Несмотря на этот поворот кругом (или благодаря ему?), мои отношения с дядей Петросом расцвели новым цветом, когда я вернулся в Афины, и даже следы горечи в моем к нему отношении полностью растаяли. Я постепенно входил в рутину работы и семейной жизни, а визиты к дяде стали частой привычкой, даже необходимостью. Наши встречи были воодушевляющим противоядием против перемалывающих жерновов реального мира. Встречи с ним помогли мне сохранить ту часть личности, которую многие теряют или о которой забывают, взрослея, – назовите эту часть Мечтателем, или Странником, или просто Ребенком внутри взрослого. Однако я не понимал, что моя дружба дает ему, если не считать общества, в котором он, по его словам, не нуждался.

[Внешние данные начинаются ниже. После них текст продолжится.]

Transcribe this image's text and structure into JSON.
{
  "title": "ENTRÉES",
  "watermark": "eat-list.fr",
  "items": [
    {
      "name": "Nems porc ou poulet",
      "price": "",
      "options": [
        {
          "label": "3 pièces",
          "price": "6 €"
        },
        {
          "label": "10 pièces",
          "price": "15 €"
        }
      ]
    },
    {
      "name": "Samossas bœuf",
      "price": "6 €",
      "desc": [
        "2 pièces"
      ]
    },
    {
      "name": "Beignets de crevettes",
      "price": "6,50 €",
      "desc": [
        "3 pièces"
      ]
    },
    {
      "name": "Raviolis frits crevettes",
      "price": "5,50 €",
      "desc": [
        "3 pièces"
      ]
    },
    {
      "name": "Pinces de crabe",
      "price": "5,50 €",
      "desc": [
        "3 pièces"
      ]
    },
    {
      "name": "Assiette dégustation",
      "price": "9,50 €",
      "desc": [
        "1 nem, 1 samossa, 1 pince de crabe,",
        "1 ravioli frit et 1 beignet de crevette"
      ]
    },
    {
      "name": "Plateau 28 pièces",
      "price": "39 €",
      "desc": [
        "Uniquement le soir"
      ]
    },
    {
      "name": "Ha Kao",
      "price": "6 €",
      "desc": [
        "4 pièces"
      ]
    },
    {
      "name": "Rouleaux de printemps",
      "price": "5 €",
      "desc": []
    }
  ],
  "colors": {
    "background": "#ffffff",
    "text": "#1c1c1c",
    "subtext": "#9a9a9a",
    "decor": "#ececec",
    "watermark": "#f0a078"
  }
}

Во время моих посещений Экали мы мало говорили, потому что нашли способ общения, лучше подходящий двум бывшим математикам: шахматы. Дядя Петрос был великолепным учителем, и вскоре я стал разделять его страсть к игре (увы, не талант).
В шахматах я также впервые увидел его как мыслителя. Когда он анализировал для меня классические партии или недавние встречи лучших шахматистов мира, меня наполняло восхищение работой его блестящего ума, немедленным проникновением в суть самых сложных проблем, аналитической мощью, вспышками озарения. Когда он склонялся над доской, лицо его застывало в глубокой сосредоточенности, взгляд становился острым и проницательным. Логика и интуиция, с которыми он два десятилетия атаковал одну из самых грандиозных проблем, сверкали в его глазах.
Однажды я его спросил, почему он никогда не участвует в официальных турнирах.